14 de marzo de 2007. Un juez de Madrid entrega la custodia de su hija a Miguel Ángel Salgado, tras años de litigio con su madre, María Dolores Martín Pozo, una abogada penalista de la que se había separado en 2000.  Su primera victoria después de aquella pesadilla judicial. Esa misma tarde, sobre las siete, volvía de trabajar a su casa en el número 3 de la calle de los Caretos de la localidad madrileña de Ciempozuelos sin saber que un hombre le esperaba, escondido, en una pequeña habitación junto al ascensor que accedía a las viviendas de la urbanización. Se acercó a él y le descerrajó tres tiros con una pistola de 9 milímetros. El primero en la mano cuando Miguel Ángel intentó evitar el disparo. El segundo, le alcanzó en el hombro  mientras intentaba huir. Miguel Ángel cayó junto a las escaleras boca abajo. Su asesino le asestó el tercero en la cabeza. "Fue una ejecución", lo calificó la Guardia Civil.
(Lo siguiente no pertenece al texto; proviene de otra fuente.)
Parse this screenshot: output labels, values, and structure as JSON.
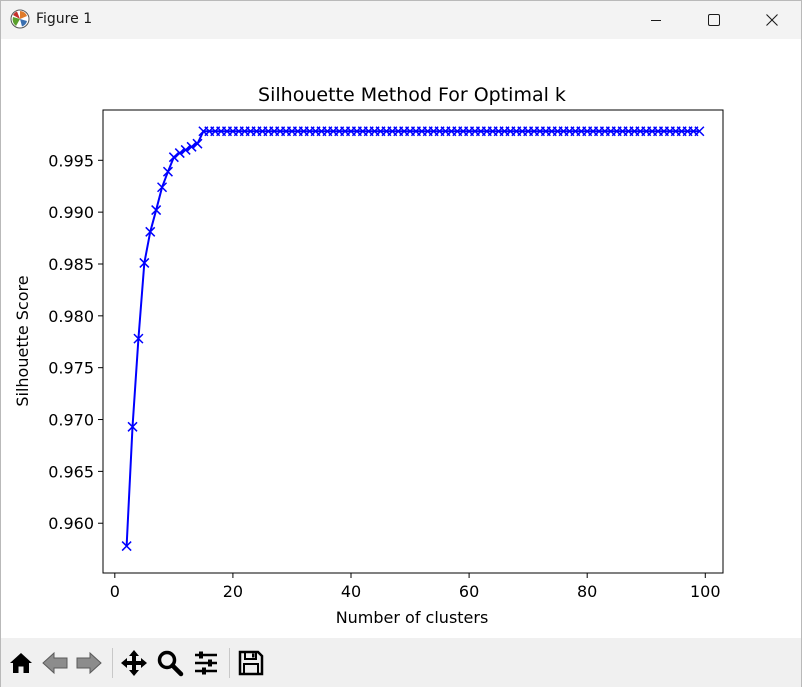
{
  "window": {
    "title": "Figure 1"
  },
  "toolbar": {
    "buttons": [
      {
        "name": "home-icon"
      },
      {
        "name": "back-arrow-icon"
      },
      {
        "name": "forward-arrow-icon"
      },
      {
        "name": "pan-move-icon"
      },
      {
        "name": "zoom-magnifier-icon"
      },
      {
        "name": "configure-subplots-icon"
      },
      {
        "name": "save-floppy-icon"
      }
    ]
  },
  "chart_data": {
    "type": "line",
    "title": "Silhouette Method For Optimal k",
    "xlabel": "Number of clusters",
    "ylabel": "Silhouette Score",
    "xlim": [
      -2,
      103
    ],
    "ylim": [
      0.9552,
      0.99985
    ],
    "xticks": [
      0,
      20,
      40,
      60,
      80,
      100
    ],
    "xtick_labels": [
      "0",
      "20",
      "40",
      "60",
      "80",
      "100"
    ],
    "yticks": [
      0.96,
      0.965,
      0.97,
      0.975,
      0.98,
      0.985,
      0.99,
      0.995
    ],
    "ytick_labels": [
      "0.960",
      "0.965",
      "0.970",
      "0.975",
      "0.980",
      "0.985",
      "0.990",
      "0.995"
    ],
    "grid": false,
    "marker": "x",
    "color": "#0000ff",
    "series": [
      {
        "x": [
          2,
          3,
          4,
          5,
          6,
          7,
          8,
          9,
          10,
          11,
          12,
          13,
          14,
          15,
          16,
          17,
          18,
          19,
          20,
          21,
          22,
          23,
          24,
          25,
          26,
          27,
          28,
          29,
          30,
          31,
          32,
          33,
          34,
          35,
          36,
          37,
          38,
          39,
          40,
          41,
          42,
          43,
          44,
          45,
          46,
          47,
          48,
          49,
          50,
          51,
          52,
          53,
          54,
          55,
          56,
          57,
          58,
          59,
          60,
          61,
          62,
          63,
          64,
          65,
          66,
          67,
          68,
          69,
          70,
          71,
          72,
          73,
          74,
          75,
          76,
          77,
          78,
          79,
          80,
          81,
          82,
          83,
          84,
          85,
          86,
          87,
          88,
          89,
          90,
          91,
          92,
          93,
          94,
          95,
          96,
          97,
          98,
          99
        ],
        "values": [
          0.9578,
          0.9693,
          0.9778,
          0.9851,
          0.9881,
          0.9902,
          0.9924,
          0.9939,
          0.9953,
          0.9957,
          0.996,
          0.9963,
          0.9966,
          0.9978,
          0.9978,
          0.9978,
          0.9978,
          0.9978,
          0.9978,
          0.9978,
          0.9978,
          0.9978,
          0.9978,
          0.9978,
          0.9978,
          0.9978,
          0.9978,
          0.9978,
          0.9978,
          0.9978,
          0.9978,
          0.9978,
          0.9978,
          0.9978,
          0.9978,
          0.9978,
          0.9978,
          0.9978,
          0.9978,
          0.9978,
          0.9978,
          0.9978,
          0.9978,
          0.9978,
          0.9978,
          0.9978,
          0.9978,
          0.9978,
          0.9978,
          0.9978,
          0.9978,
          0.9978,
          0.9978,
          0.9978,
          0.9978,
          0.9978,
          0.9978,
          0.9978,
          0.9978,
          0.9978,
          0.9978,
          0.9978,
          0.9978,
          0.9978,
          0.9978,
          0.9978,
          0.9978,
          0.9978,
          0.9978,
          0.9978,
          0.9978,
          0.9978,
          0.9978,
          0.9978,
          0.9978,
          0.9978,
          0.9978,
          0.9978,
          0.9978,
          0.9978,
          0.9978,
          0.9978,
          0.9978,
          0.9978,
          0.9978,
          0.9978,
          0.9978,
          0.9978,
          0.9978,
          0.9978,
          0.9978,
          0.9978,
          0.9978,
          0.9978,
          0.9978,
          0.9978,
          0.9978,
          0.9978
        ]
      }
    ]
  }
}
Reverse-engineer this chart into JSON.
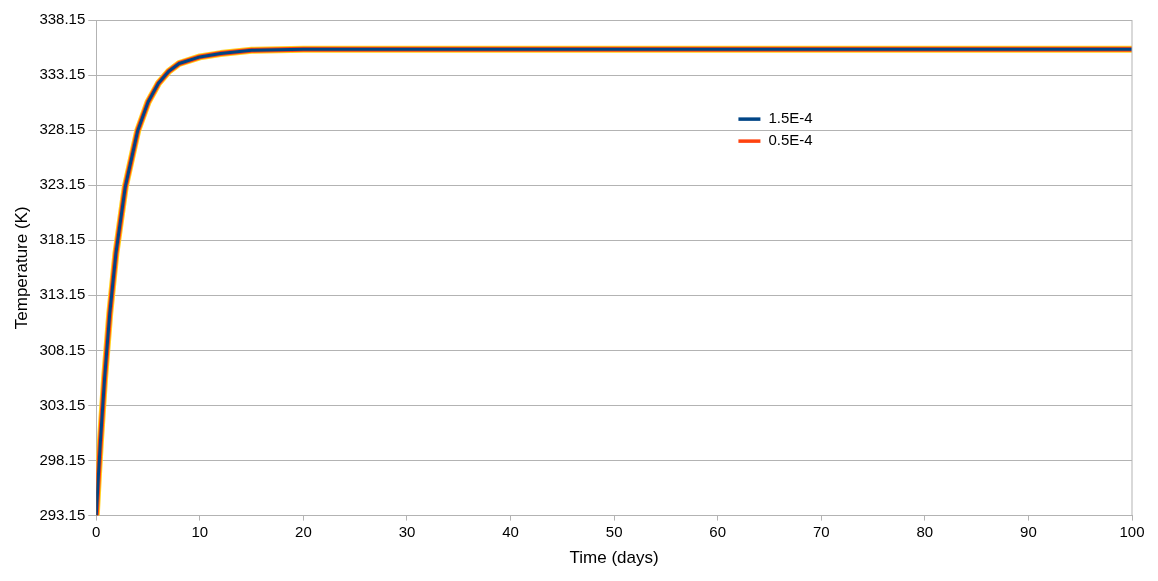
{
  "chart_data": {
    "type": "line",
    "xlabel": "Time (days)",
    "ylabel": "Temperature (K)",
    "x": [
      0,
      0.2,
      0.4,
      0.8,
      1.3,
      1.9,
      2.8,
      4,
      5,
      6,
      7,
      8,
      10,
      12,
      15,
      20,
      25,
      30,
      40,
      60,
      80,
      100
    ],
    "series": [
      {
        "name": "1.5E-4",
        "color": "#004586",
        "values": [
          293.15,
          296.7,
          299.9,
          305.6,
          311.5,
          317.0,
          323.0,
          328.1,
          330.7,
          332.4,
          333.5,
          334.2,
          334.8,
          335.1,
          335.4,
          335.5,
          335.5,
          335.5,
          335.5,
          335.5,
          335.5,
          335.5
        ]
      },
      {
        "name": "0.5E-4",
        "color": "#ff420e",
        "values": [
          293.15,
          296.7,
          299.9,
          305.6,
          311.5,
          317.0,
          323.0,
          328.1,
          330.7,
          332.4,
          333.5,
          334.2,
          334.8,
          335.1,
          335.4,
          335.5,
          335.5,
          335.5,
          335.5,
          335.5,
          335.5,
          335.5
        ]
      },
      {
        "color": "#ffd320",
        "values": [
          293.15,
          296.7,
          299.9,
          305.6,
          311.5,
          317.0,
          323.0,
          328.1,
          330.7,
          332.4,
          333.5,
          334.2,
          334.8,
          335.1,
          335.4,
          335.5,
          335.5,
          335.5,
          335.5,
          335.5,
          335.5,
          335.5
        ]
      }
    ],
    "xlim": [
      0,
      100
    ],
    "xticks": [
      0,
      10,
      20,
      30,
      40,
      50,
      60,
      70,
      80,
      90,
      100
    ],
    "ylim": [
      293.15,
      338.15
    ],
    "yticks": [
      293.15,
      298.15,
      303.15,
      308.15,
      313.15,
      318.15,
      323.15,
      328.15,
      333.15,
      338.15
    ],
    "grid": "y",
    "legend": "top right",
    "marker": "none",
    "line_style": "solid"
  }
}
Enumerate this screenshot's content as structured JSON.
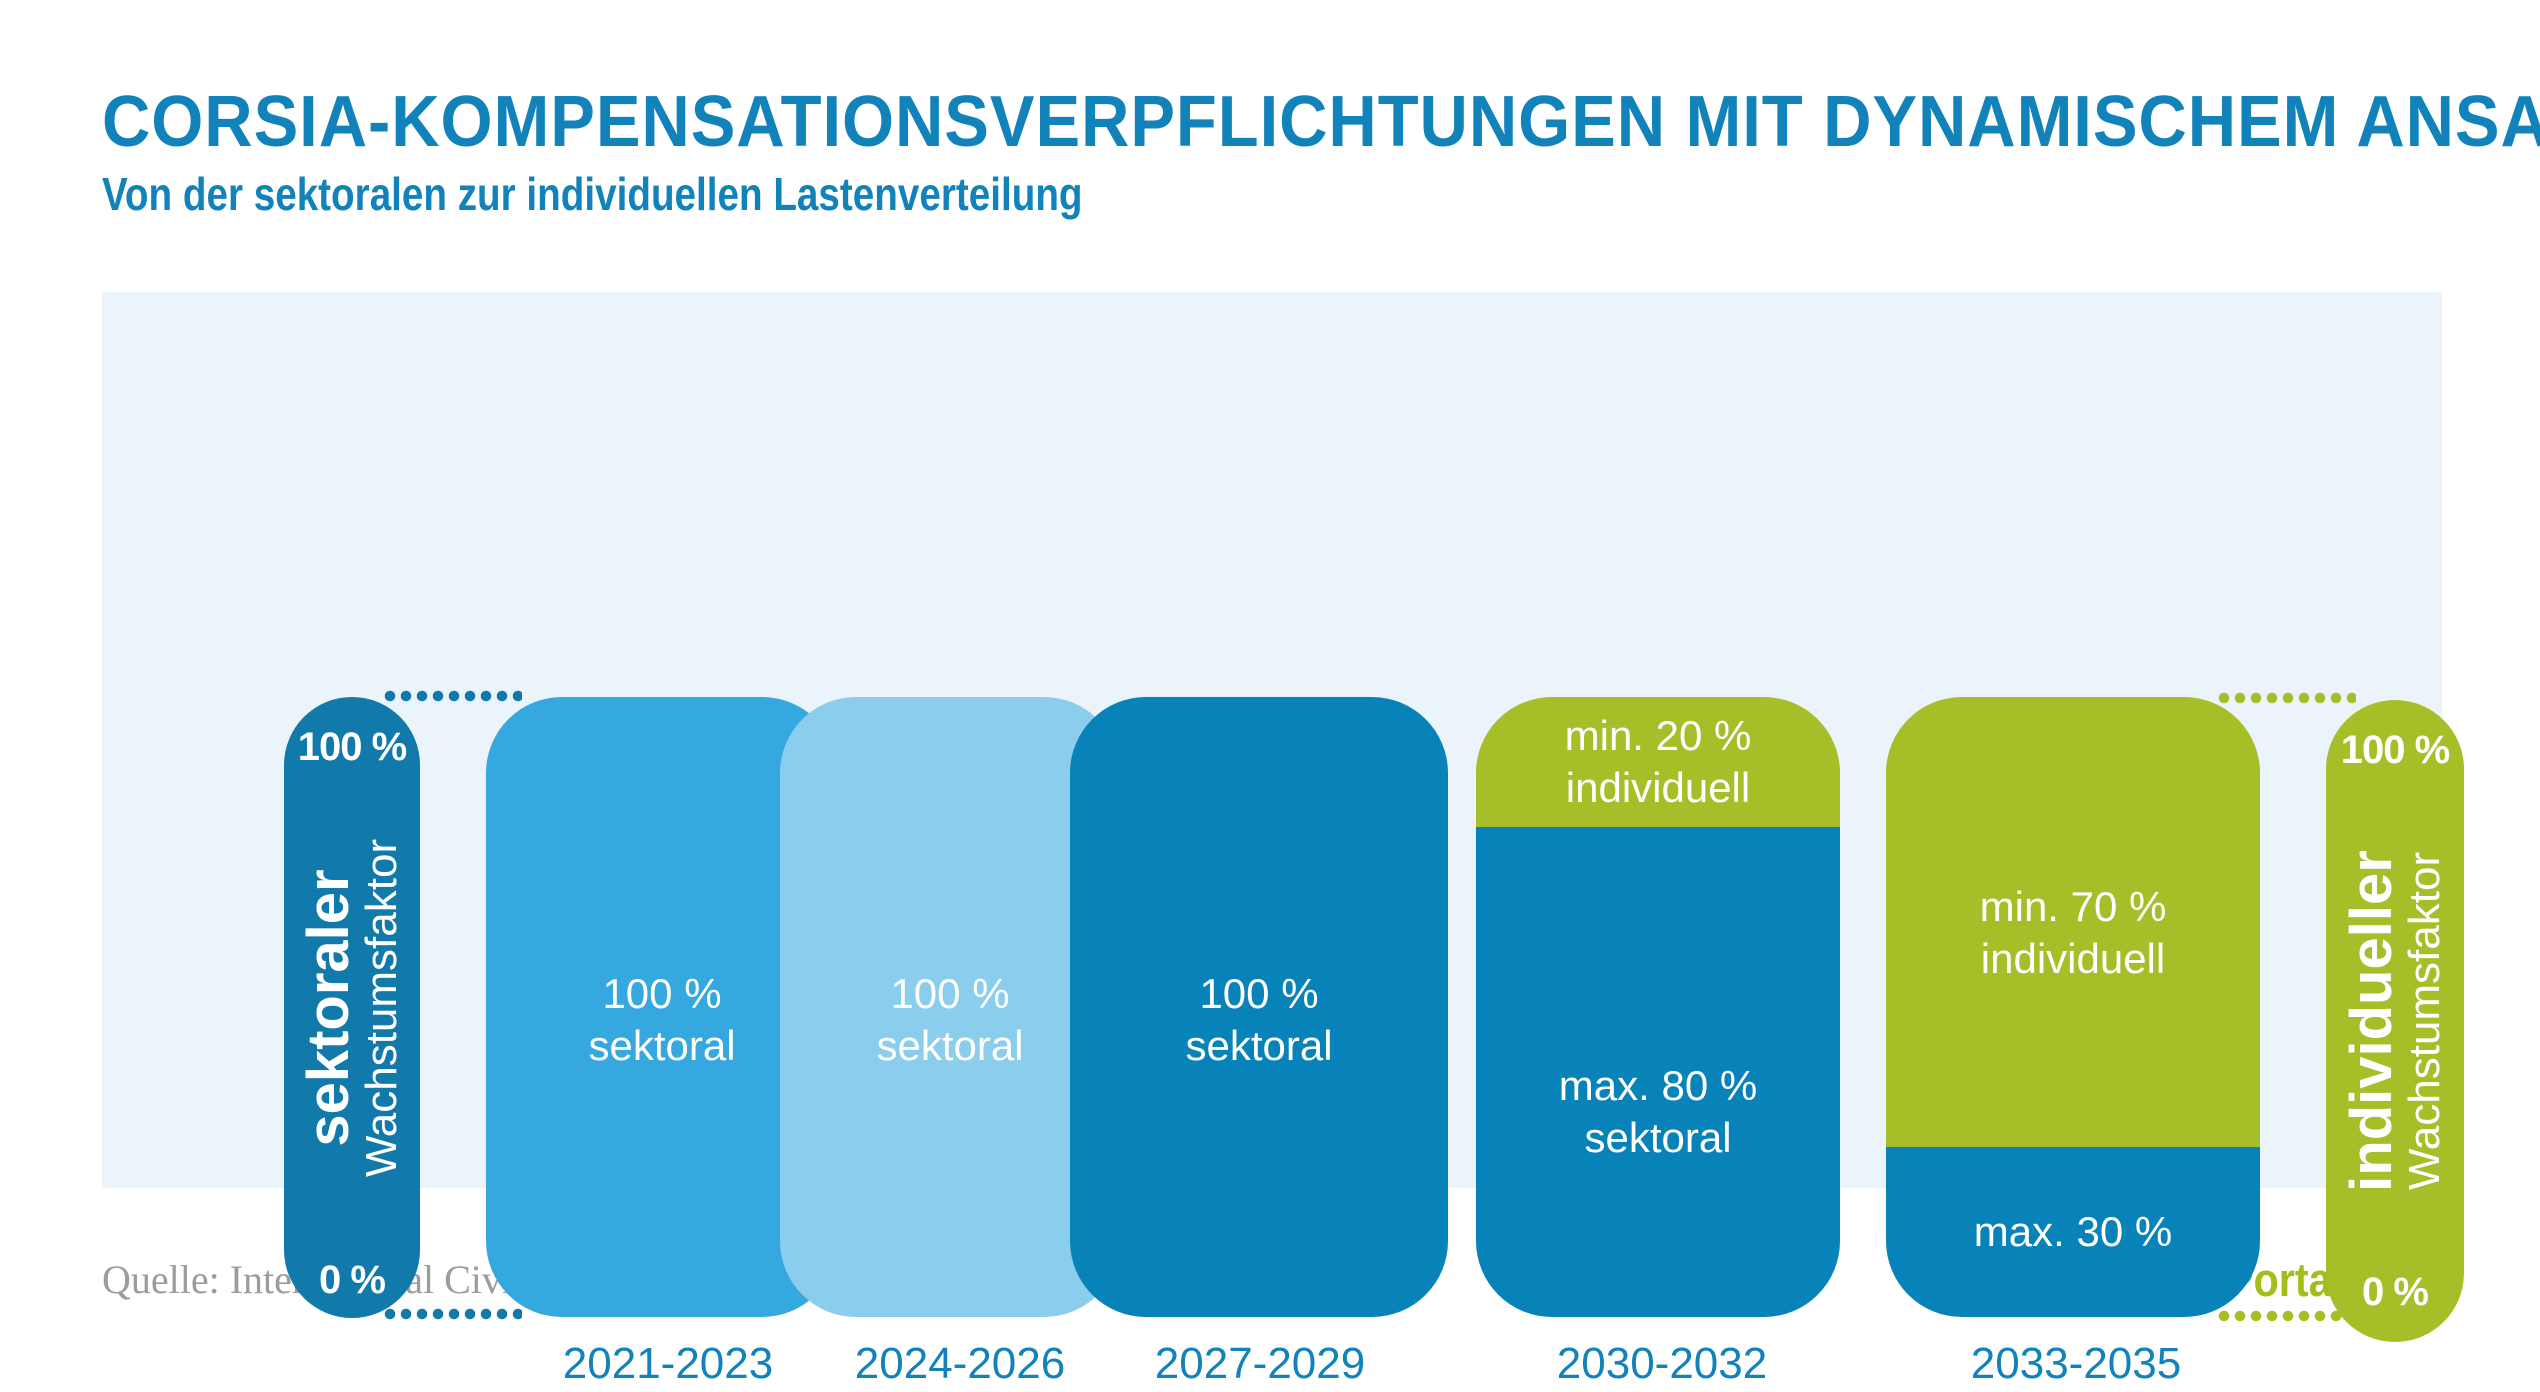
{
  "header": {
    "title": "CORSIA-KOMPENSATIONSVERPFLICHTUNGEN MIT DYNAMISCHEM ANSATZ",
    "subtitle": "Von der sektoralen zur individuellen Lastenverteilung"
  },
  "chart": {
    "left_axis": {
      "top": "100 %",
      "bottom": "0 %",
      "name_bold": "sektoraler",
      "name_regular": "Wachstumsfaktor"
    },
    "right_axis": {
      "top": "100 %",
      "bottom": "0 %",
      "name_bold": "individueller",
      "name_regular": "Wachstumsfaktor"
    },
    "bars": [
      {
        "period": "2021-2023",
        "segments": [
          {
            "kind": "sektoral",
            "line1": "100 %",
            "line2": "sektoral"
          }
        ]
      },
      {
        "period": "2024-2026",
        "segments": [
          {
            "kind": "sektoral",
            "line1": "100 %",
            "line2": "sektoral"
          }
        ]
      },
      {
        "period": "2027-2029",
        "segments": [
          {
            "kind": "sektoral",
            "line1": "100 %",
            "line2": "sektoral"
          }
        ]
      },
      {
        "period": "2030-2032",
        "segments": [
          {
            "kind": "individuell",
            "line1": "min. 20 %",
            "line2": "individuell"
          },
          {
            "kind": "sektoral",
            "line1": "max. 80 %",
            "line2": "sektoral"
          }
        ]
      },
      {
        "period": "2033-2035",
        "segments": [
          {
            "kind": "individuell",
            "line1": "min. 70 %",
            "line2": "individuell"
          },
          {
            "kind": "sektoral",
            "line1": "max. 30 %"
          }
        ]
      }
    ]
  },
  "footer": {
    "source": "Quelle: International Civil Aviation Organization (ICAO)",
    "brand": "Klimaschutz-Portal.aero"
  },
  "colors": {
    "title_blue": "#1182BA",
    "pill_blue": "#127AAB",
    "bar_medium_blue": "#35A8DF",
    "bar_light_blue": "#8BCDEC",
    "bar_dark_blue": "#0883B9",
    "green": "#A6BE28",
    "brand_green": "#A3BD1B",
    "panel_background": "#EBF4FA",
    "source_gray": "#9C9C9C"
  },
  "chart_data": {
    "type": "bar",
    "subtype": "stacked-percentage",
    "title": "CORSIA-Kompensationsverpflichtungen mit dynamischem Ansatz",
    "categories": [
      "2021-2023",
      "2024-2026",
      "2027-2029",
      "2030-2032",
      "2033-2035"
    ],
    "series": [
      {
        "name": "sektoral",
        "values": [
          100,
          100,
          100,
          80,
          30
        ],
        "qualifiers": [
          "",
          "",
          "",
          "max.",
          "max."
        ]
      },
      {
        "name": "individuell",
        "values": [
          0,
          0,
          0,
          20,
          70
        ],
        "qualifiers": [
          "",
          "",
          "",
          "min.",
          "min."
        ]
      }
    ],
    "y_axis_left": {
      "label": "sektoraler Wachstumsfaktor",
      "min_label": "0 %",
      "max_label": "100 %"
    },
    "y_axis_right": {
      "label": "individueller Wachstumsfaktor",
      "min_label": "0 %",
      "max_label": "100 %"
    },
    "ylim": [
      0,
      100
    ],
    "grid": false,
    "legend": false
  }
}
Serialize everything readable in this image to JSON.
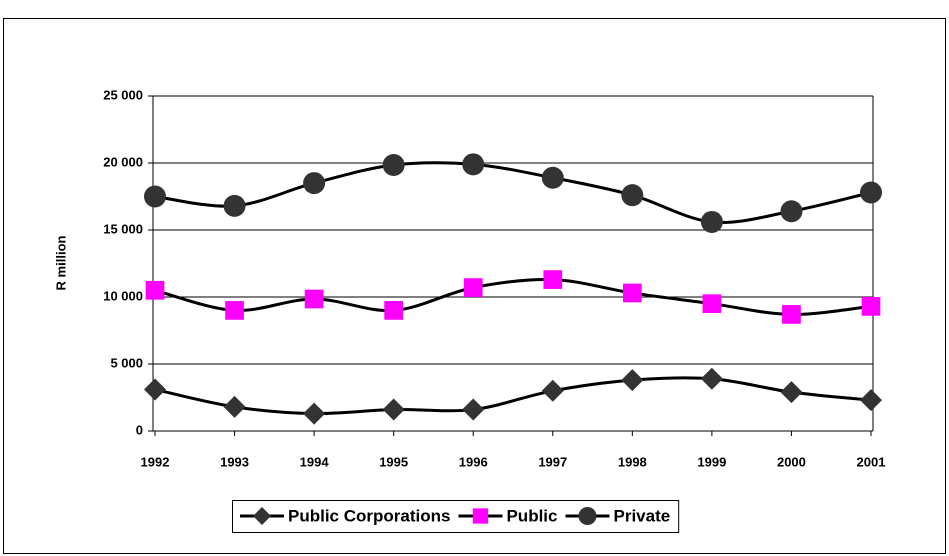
{
  "chart_data": {
    "type": "line",
    "y_label": "R million",
    "categories": [
      "1992",
      "1993",
      "1994",
      "1995",
      "1996",
      "1997",
      "1998",
      "1999",
      "2000",
      "2001"
    ],
    "series": [
      {
        "name": "Public Corporations",
        "color": "#333333",
        "line_color": "#000000",
        "marker": "diamond",
        "values": [
          3100,
          1800,
          1300,
          1600,
          1600,
          3000,
          3800,
          3900,
          2900,
          2300
        ]
      },
      {
        "name": "Public",
        "color": "#ff00ff",
        "line_color": "#000000",
        "marker": "square",
        "values": [
          10500,
          9000,
          9850,
          9000,
          10700,
          11300,
          10300,
          9500,
          8700,
          9300
        ]
      },
      {
        "name": "Private",
        "color": "#333333",
        "line_color": "#000000",
        "marker": "circle",
        "values": [
          17500,
          16800,
          18500,
          19850,
          19900,
          18900,
          17600,
          15600,
          16400,
          17800
        ]
      }
    ],
    "ylim": [
      0,
      25000
    ],
    "yticks": [
      0,
      {
        "value": 5000,
        "label": "5 000"
      },
      {
        "value": 10000,
        "label": "10 000"
      },
      {
        "value": 15000,
        "label": "15 000"
      },
      {
        "value": 20000,
        "label": "20 000"
      },
      {
        "value": 25000,
        "label": "25 000"
      }
    ],
    "grid": true,
    "legend": "bottom"
  }
}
Murió casi en el acto.

Murió, sin quizás saber que conseguir a su pequeña le había arrebatado la vida. Un año después los investigadores detuvieron a su ex mujer como inductora del crimen, a un amigo, Eloy Sánchez Barba, como intermediario, y a Charles Michael Guarín como autor material del asesinato. Los guardias civiles lograron, tras investigarles, rastrear sus movimientos y registrar innumerables escuchas telefónicas dibujar el papel exacto de cada uno en un crimen que creyeron perfecto. Los tres han compartido ahora asiento en el banquillo de los acusados en la Audiencia Provincial de Madrid. Ninguno ha reconocido  su culpabilidad y tejieron su defensa en un ataque contra el resto de los actores. La gran ausencia; la víctima. Miguel Ángel había rehecho su vida. Iba a cambiarse de trabajo para pasar más tiempo con su hija, que ahora vive en un centro de menores de la Comunidad de Madrid. Una vida truncada por María Dolores, para quien el Ministerio Público ha elevado la petición de pena de 43 a 45 años.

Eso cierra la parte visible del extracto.